Antes de nomes como Buffon e Matthäus, Antonio Carbajal foi o primeiro a alcançar cinco Copas do Mundo
A Copa do Mundo é um torneio que marca de forma singular a carreira de cada jogador que a disputou. Chegar lá já é uma grande conquista para muitos atletas de seleções modestas como Trinidad e Tobago ou Bolívia, ser convocado é motivo de alegria para qualquer futebolista. Em um espaço de mais de 90 anos, apenas quatro jogadores foram convocados para uma Copa do Mundo em cinco ocasiões. Três deles são nomes bem vivos na memória do torcedor atual: Lothar Matthäus, Gianluigi Buffon e Rafael Márquez. Muito antes dos três, um outro mexicano foi o primeiro a alcançar semelhante feito ainda nas décadas de 1950 e 1960.
Nascido na Cidade do México em 7 de junho de 1929, Antonio Carbajal Rodríguez gostava de jogar futebol desde pequeno com amigos e vizinhos. Sem muitos espaços para poder praticar o esporte, a solução encontrada pelas crianças era jogar futebol nas ruas, utilizando bolas de plástico ou papel. Por não ser o local mais apropriado, sempre havia o risco de acontecer algo de grave com os pequenos jogadores. Foi o que aconteceu com o irmão de Carbajal, que faleceu após ser atropelado enquanto disputava uma partida na rua. O pai de ambos tentou impedir Antonio de praticar o esporte, temendo que pudesse acontecer o mesmo com ele. A paixão de La Tota pelo balompié foi mais forte e ele seguiu no futebol, saindo de casa aos 14 anos em busca de um futuro como goleiro.
Era o início do período profissional do futebol mexicano, que embora fosse o mais desenvolvido entre todos os países da América Central e do Norte, ainda não era uma referência a nível continental como é hoje. Com a existência de poucas equipes profissionais, a saída encontrada por muitos atletas era participar de clubes amadores. Carbajal começou sua trajetória em um time amador, o Oviedo, equipe na qual permaneceu por seis anos jogando de graça enquanto trabalhava em outros locais para conseguir renda. Antonio se destacou na equipe a ponto de ser convocado pela seleção mexicana para ser parte do time que disputou os Jogos Olímpicos de Londres em 1948. No final do ano, Carbajal foi vendido para o Real España pela módica taxa de 11 bolas de futebol.
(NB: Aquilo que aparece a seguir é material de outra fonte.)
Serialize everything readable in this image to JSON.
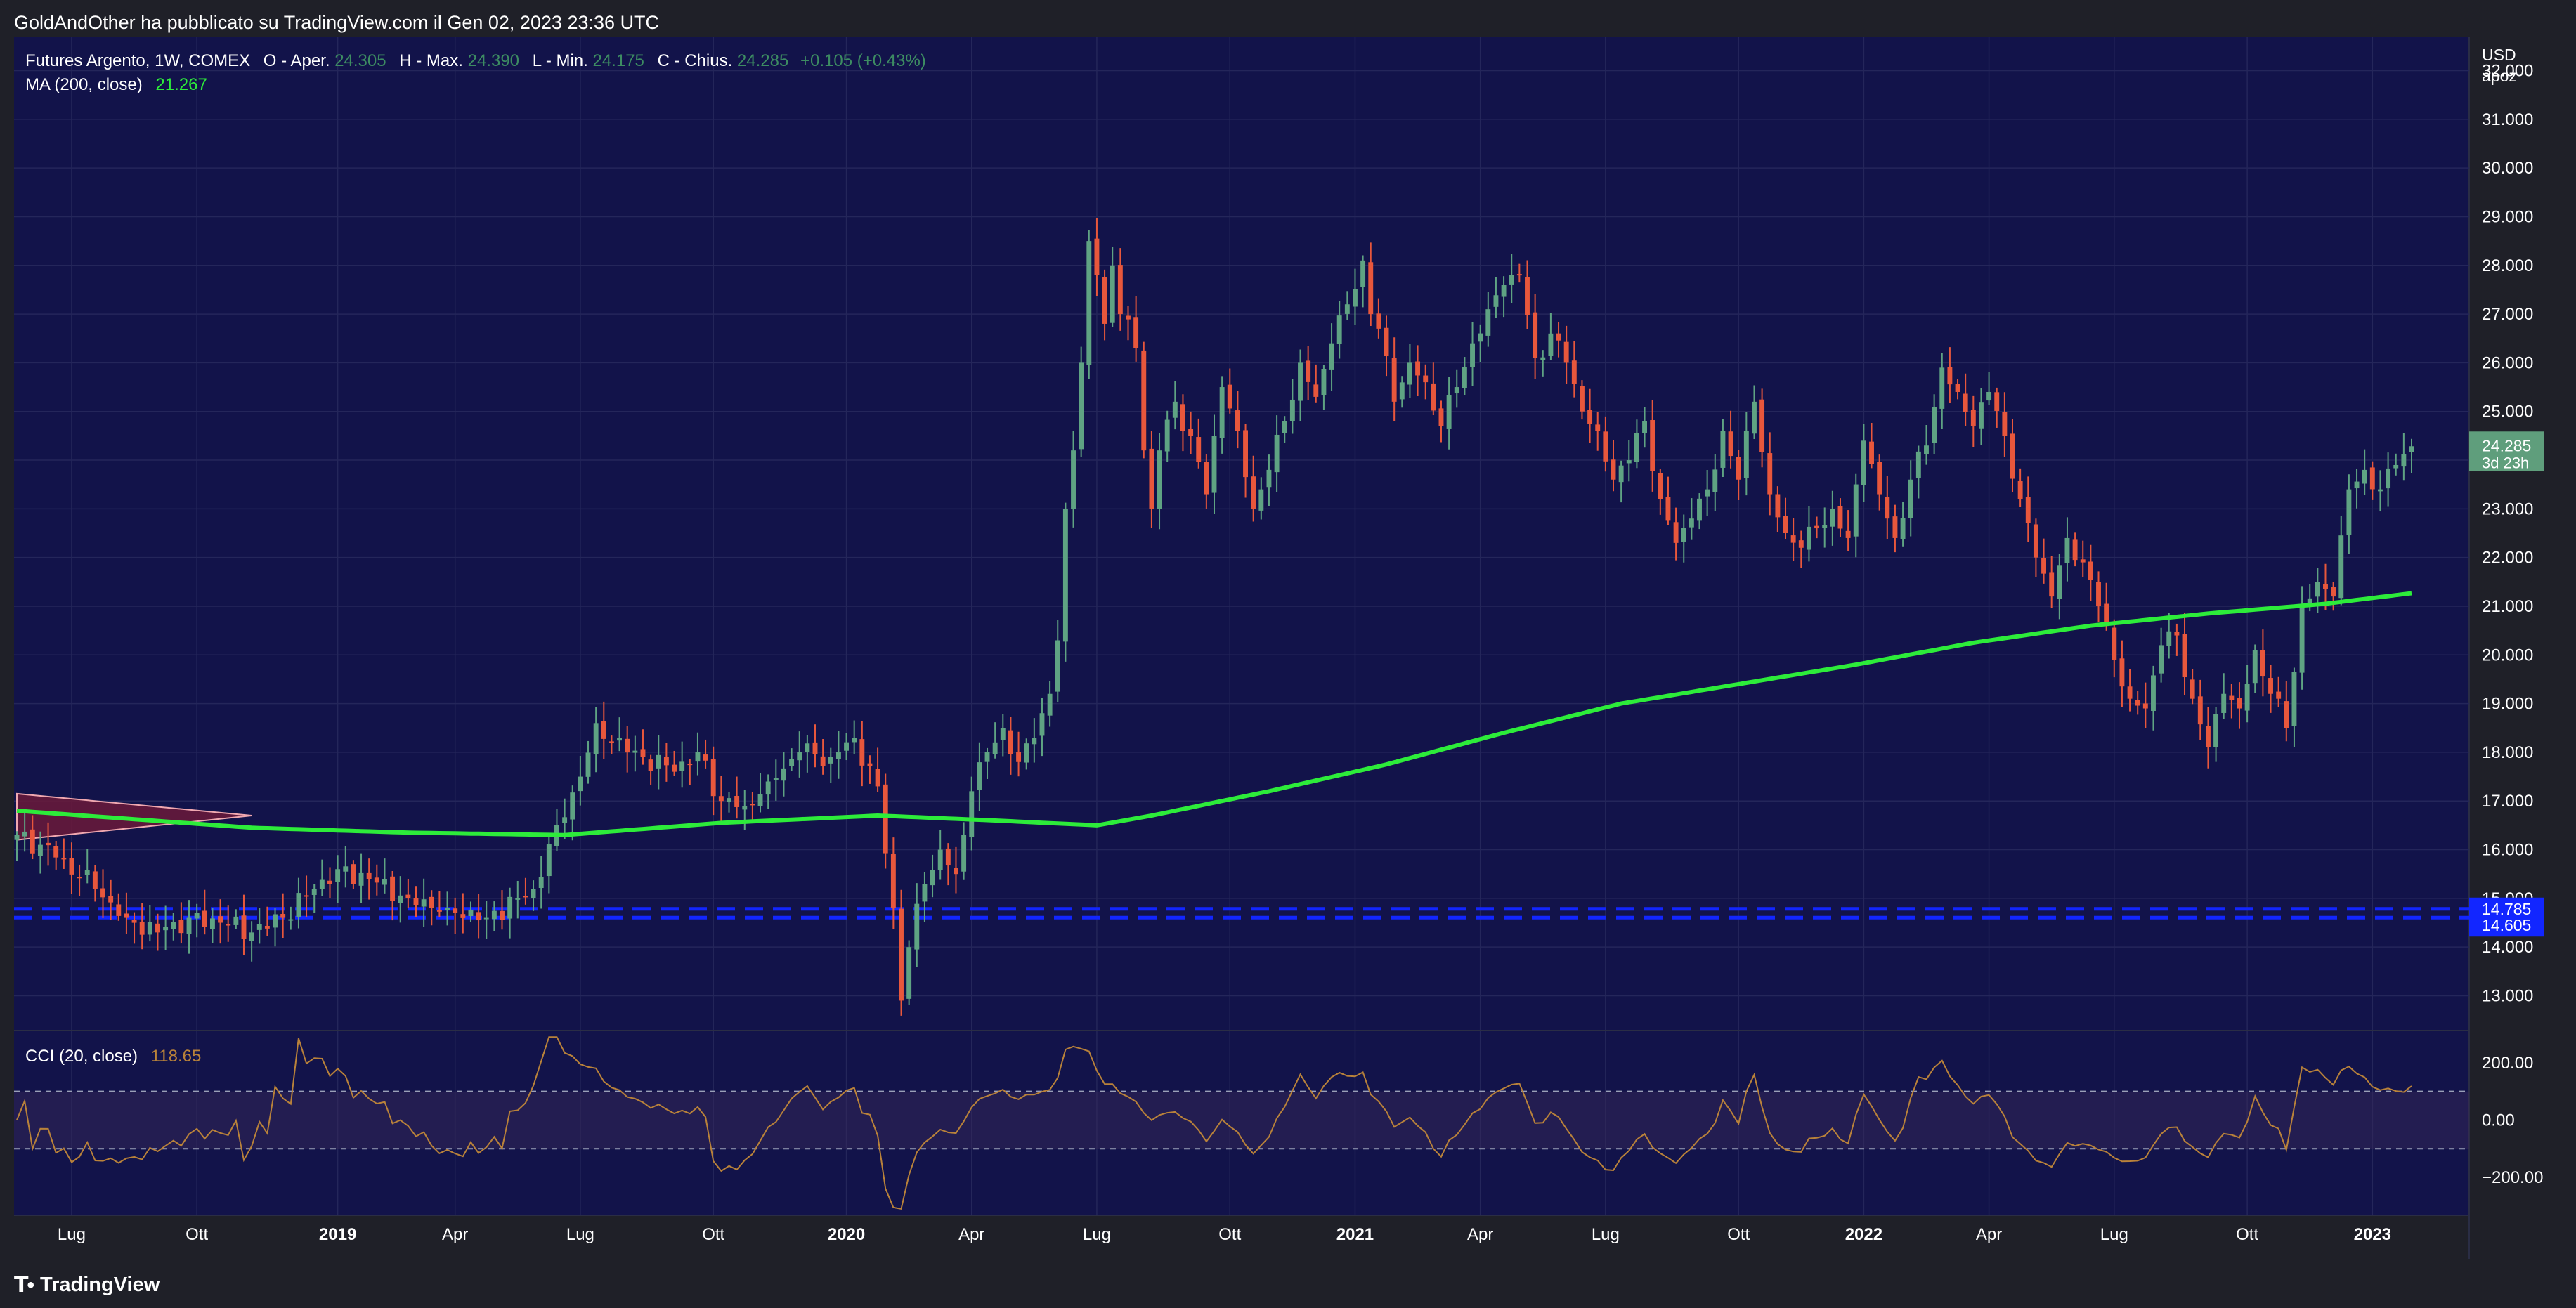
{
  "header": {
    "published": "GoldAndOther ha pubblicato su TradingView.com il Gen 02, 2023 23:36 UTC"
  },
  "legend": {
    "symbol": "Futures Argento, 1W, COMEX",
    "open_label": "O - Aper.",
    "open_value": "24.305",
    "high_label": "H - Max.",
    "high_value": "24.390",
    "low_label": "L - Min.",
    "low_value": "24.175",
    "close_label": "C - Chius.",
    "close_value": "24.285",
    "change": "+0.105 (+0.43%)",
    "ma_label": "MA (200, close)",
    "ma_value": "21.267",
    "cci_label": "CCI (20, close)",
    "cci_value": "118.65"
  },
  "price_axis": {
    "currency": "USD",
    "author": "apoz",
    "ticks": [
      "32.000",
      "31.000",
      "30.000",
      "29.000",
      "28.000",
      "27.000",
      "26.000",
      "25.000",
      "24.000",
      "23.000",
      "22.000",
      "21.000",
      "20.000",
      "19.000",
      "18.000",
      "17.000",
      "16.000",
      "15.000",
      "14.000",
      "13.000"
    ],
    "last_price": "24.285",
    "countdown": "3d 23h",
    "level_upper": "14.785",
    "level_lower": "14.605"
  },
  "cci_axis": {
    "ticks": [
      "200.00",
      "0.00",
      "−200.00"
    ]
  },
  "time_axis": {
    "labels": [
      {
        "text": "Lug",
        "bold": false
      },
      {
        "text": "Ott",
        "bold": false
      },
      {
        "text": "2019",
        "bold": true
      },
      {
        "text": "Apr",
        "bold": false
      },
      {
        "text": "Lug",
        "bold": false
      },
      {
        "text": "Ott",
        "bold": false
      },
      {
        "text": "2020",
        "bold": true
      },
      {
        "text": "Apr",
        "bold": false
      },
      {
        "text": "Lug",
        "bold": false
      },
      {
        "text": "Ott",
        "bold": false
      },
      {
        "text": "2021",
        "bold": true
      },
      {
        "text": "Apr",
        "bold": false
      },
      {
        "text": "Lug",
        "bold": false
      },
      {
        "text": "Ott",
        "bold": false
      },
      {
        "text": "2022",
        "bold": true
      },
      {
        "text": "Apr",
        "bold": false
      },
      {
        "text": "Lug",
        "bold": false
      },
      {
        "text": "Ott",
        "bold": false
      },
      {
        "text": "2023",
        "bold": true
      }
    ]
  },
  "footer": {
    "brand": "TradingView"
  },
  "colors": {
    "up": "#5fa383",
    "down": "#e8573c",
    "ma": "#2dec3a",
    "cci": "#b9823a",
    "level": "#1226ff",
    "pane_bg": "#12134a",
    "last_bg": "#5f9e7c"
  },
  "chart_data": {
    "type": "candlestick",
    "timeframe": "1W",
    "ylim": [
      12.3,
      32.7
    ],
    "cci_ylim": [
      -330,
      310
    ],
    "overbought": 100,
    "oversold": -100,
    "anchors": [
      {
        "t": 0,
        "c": 16.3
      },
      {
        "t": 3,
        "c": 16.1
      },
      {
        "t": 6,
        "c": 15.8
      },
      {
        "t": 10,
        "c": 15.2
      },
      {
        "t": 14,
        "c": 14.6
      },
      {
        "t": 18,
        "c": 14.3
      },
      {
        "t": 22,
        "c": 14.6
      },
      {
        "t": 26,
        "c": 14.5
      },
      {
        "t": 30,
        "c": 14.3
      },
      {
        "t": 34,
        "c": 14.6
      },
      {
        "t": 38,
        "c": 15.2
      },
      {
        "t": 41,
        "c": 15.6
      },
      {
        "t": 45,
        "c": 15.4
      },
      {
        "t": 50,
        "c": 15.0
      },
      {
        "t": 55,
        "c": 14.8
      },
      {
        "t": 60,
        "c": 14.6
      },
      {
        "t": 64,
        "c": 15.0
      },
      {
        "t": 66,
        "c": 15.2
      },
      {
        "t": 69,
        "c": 16.5
      },
      {
        "t": 72,
        "c": 17.5
      },
      {
        "t": 74,
        "c": 18.6
      },
      {
        "t": 76,
        "c": 18.2
      },
      {
        "t": 80,
        "c": 17.9
      },
      {
        "t": 84,
        "c": 17.6
      },
      {
        "t": 87,
        "c": 18.0
      },
      {
        "t": 90,
        "c": 17.0
      },
      {
        "t": 93,
        "c": 16.9
      },
      {
        "t": 96,
        "c": 17.4
      },
      {
        "t": 100,
        "c": 18.0
      },
      {
        "t": 104,
        "c": 17.9
      },
      {
        "t": 107,
        "c": 18.3
      },
      {
        "t": 110,
        "c": 17.3
      },
      {
        "t": 112,
        "c": 14.8
      },
      {
        "t": 113,
        "c": 12.9
      },
      {
        "t": 114,
        "c": 14.0
      },
      {
        "t": 116,
        "c": 15.3
      },
      {
        "t": 118,
        "c": 16.0
      },
      {
        "t": 120,
        "c": 15.5
      },
      {
        "t": 122,
        "c": 17.2
      },
      {
        "t": 124,
        "c": 18.0
      },
      {
        "t": 126,
        "c": 18.5
      },
      {
        "t": 128,
        "c": 17.8
      },
      {
        "t": 130,
        "c": 18.3
      },
      {
        "t": 132,
        "c": 19.2
      },
      {
        "t": 133,
        "c": 20.3
      },
      {
        "t": 134,
        "c": 23.0
      },
      {
        "t": 135,
        "c": 24.2
      },
      {
        "t": 136,
        "c": 26.0
      },
      {
        "t": 137,
        "c": 28.5
      },
      {
        "t": 138,
        "c": 27.8
      },
      {
        "t": 139,
        "c": 26.8
      },
      {
        "t": 140,
        "c": 28.0
      },
      {
        "t": 141,
        "c": 27.0
      },
      {
        "t": 143,
        "c": 26.3
      },
      {
        "t": 144,
        "c": 24.2
      },
      {
        "t": 145,
        "c": 23.0
      },
      {
        "t": 146,
        "c": 24.2
      },
      {
        "t": 148,
        "c": 25.2
      },
      {
        "t": 150,
        "c": 24.5
      },
      {
        "t": 152,
        "c": 23.3
      },
      {
        "t": 154,
        "c": 25.5
      },
      {
        "t": 156,
        "c": 24.6
      },
      {
        "t": 158,
        "c": 23.0
      },
      {
        "t": 160,
        "c": 23.8
      },
      {
        "t": 162,
        "c": 24.8
      },
      {
        "t": 164,
        "c": 26.0
      },
      {
        "t": 166,
        "c": 25.3
      },
      {
        "t": 168,
        "c": 26.4
      },
      {
        "t": 170,
        "c": 27.2
      },
      {
        "t": 172,
        "c": 28.1
      },
      {
        "t": 173,
        "c": 27.0
      },
      {
        "t": 174,
        "c": 26.7
      },
      {
        "t": 176,
        "c": 25.2
      },
      {
        "t": 178,
        "c": 26.0
      },
      {
        "t": 180,
        "c": 25.6
      },
      {
        "t": 182,
        "c": 24.7
      },
      {
        "t": 184,
        "c": 25.5
      },
      {
        "t": 186,
        "c": 26.4
      },
      {
        "t": 188,
        "c": 27.1
      },
      {
        "t": 190,
        "c": 27.6
      },
      {
        "t": 192,
        "c": 27.8
      },
      {
        "t": 194,
        "c": 26.1
      },
      {
        "t": 196,
        "c": 26.6
      },
      {
        "t": 198,
        "c": 26.0
      },
      {
        "t": 200,
        "c": 25.0
      },
      {
        "t": 202,
        "c": 24.6
      },
      {
        "t": 204,
        "c": 23.6
      },
      {
        "t": 206,
        "c": 24.0
      },
      {
        "t": 208,
        "c": 24.8
      },
      {
        "t": 210,
        "c": 23.2
      },
      {
        "t": 212,
        "c": 22.3
      },
      {
        "t": 214,
        "c": 22.8
      },
      {
        "t": 216,
        "c": 23.4
      },
      {
        "t": 218,
        "c": 24.6
      },
      {
        "t": 220,
        "c": 23.6
      },
      {
        "t": 222,
        "c": 25.2
      },
      {
        "t": 224,
        "c": 23.3
      },
      {
        "t": 226,
        "c": 22.5
      },
      {
        "t": 228,
        "c": 22.2
      },
      {
        "t": 230,
        "c": 22.6
      },
      {
        "t": 232,
        "c": 23.0
      },
      {
        "t": 234,
        "c": 22.4
      },
      {
        "t": 236,
        "c": 24.4
      },
      {
        "t": 238,
        "c": 23.3
      },
      {
        "t": 240,
        "c": 22.4
      },
      {
        "t": 242,
        "c": 23.6
      },
      {
        "t": 244,
        "c": 24.3
      },
      {
        "t": 246,
        "c": 25.9
      },
      {
        "t": 248,
        "c": 25.4
      },
      {
        "t": 250,
        "c": 24.7
      },
      {
        "t": 252,
        "c": 25.4
      },
      {
        "t": 254,
        "c": 24.5
      },
      {
        "t": 256,
        "c": 23.2
      },
      {
        "t": 258,
        "c": 22.0
      },
      {
        "t": 260,
        "c": 21.2
      },
      {
        "t": 262,
        "c": 22.4
      },
      {
        "t": 264,
        "c": 21.9
      },
      {
        "t": 266,
        "c": 21.0
      },
      {
        "t": 268,
        "c": 19.9
      },
      {
        "t": 270,
        "c": 19.1
      },
      {
        "t": 272,
        "c": 18.9
      },
      {
        "t": 274,
        "c": 20.2
      },
      {
        "t": 276,
        "c": 20.4
      },
      {
        "t": 278,
        "c": 19.1
      },
      {
        "t": 280,
        "c": 18.1
      },
      {
        "t": 282,
        "c": 19.2
      },
      {
        "t": 284,
        "c": 18.9
      },
      {
        "t": 286,
        "c": 20.1
      },
      {
        "t": 288,
        "c": 19.2
      },
      {
        "t": 290,
        "c": 18.5
      },
      {
        "t": 292,
        "c": 21.0
      },
      {
        "t": 294,
        "c": 21.5
      },
      {
        "t": 296,
        "c": 21.2
      },
      {
        "t": 298,
        "c": 23.4
      },
      {
        "t": 300,
        "c": 23.8
      },
      {
        "t": 302,
        "c": 23.4
      },
      {
        "t": 304,
        "c": 23.9
      },
      {
        "t": 306,
        "c": 24.285
      }
    ],
    "ma200": [
      {
        "t": 0,
        "v": 16.8
      },
      {
        "t": 30,
        "v": 16.45
      },
      {
        "t": 50,
        "v": 16.35
      },
      {
        "t": 70,
        "v": 16.3
      },
      {
        "t": 90,
        "v": 16.55
      },
      {
        "t": 110,
        "v": 16.7
      },
      {
        "t": 125,
        "v": 16.6
      },
      {
        "t": 138,
        "v": 16.5
      },
      {
        "t": 145,
        "v": 16.7
      },
      {
        "t": 160,
        "v": 17.2
      },
      {
        "t": 175,
        "v": 17.75
      },
      {
        "t": 190,
        "v": 18.4
      },
      {
        "t": 205,
        "v": 19.0
      },
      {
        "t": 220,
        "v": 19.4
      },
      {
        "t": 235,
        "v": 19.8
      },
      {
        "t": 250,
        "v": 20.25
      },
      {
        "t": 265,
        "v": 20.6
      },
      {
        "t": 280,
        "v": 20.85
      },
      {
        "t": 295,
        "v": 21.05
      },
      {
        "t": 306,
        "v": 21.267
      }
    ],
    "triangle": [
      {
        "t": 0,
        "p": 17.15
      },
      {
        "t": 30,
        "p": 16.7
      },
      {
        "t": 0,
        "p": 16.2
      }
    ],
    "levels": [
      14.785,
      14.605
    ],
    "time_label_t": [
      7,
      23,
      41,
      56,
      72,
      89,
      106,
      122,
      138,
      155,
      171,
      187,
      203,
      220,
      236,
      252,
      268,
      285,
      301
    ]
  }
}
O início de sua trajetória no Real España aconteceu em 2 de dezembro de 1948, quando Carbajal estreou como titular em uma partida contra o Marte. Apesar do início irregular, Carbajal se tornou um dos principais nomes do clube alvinegro debaixo das traves mesmo sem utilizar luvas, assegurando uma vaga entre os selecionáveis de seu país com um estilo de jogo que privilegiava a boa colocação dentro da área, algo incomum entre os goleiros mexicanos do período. Convocado para a Copa do Mundo de 1950, a primeira participação mexicana em 20 anos, Carbajal era o reserva de Raúl Córdoba, mas uma má exibição do goleiro que defendia as cores do San Sebastián levou Antonio ao posto de titular.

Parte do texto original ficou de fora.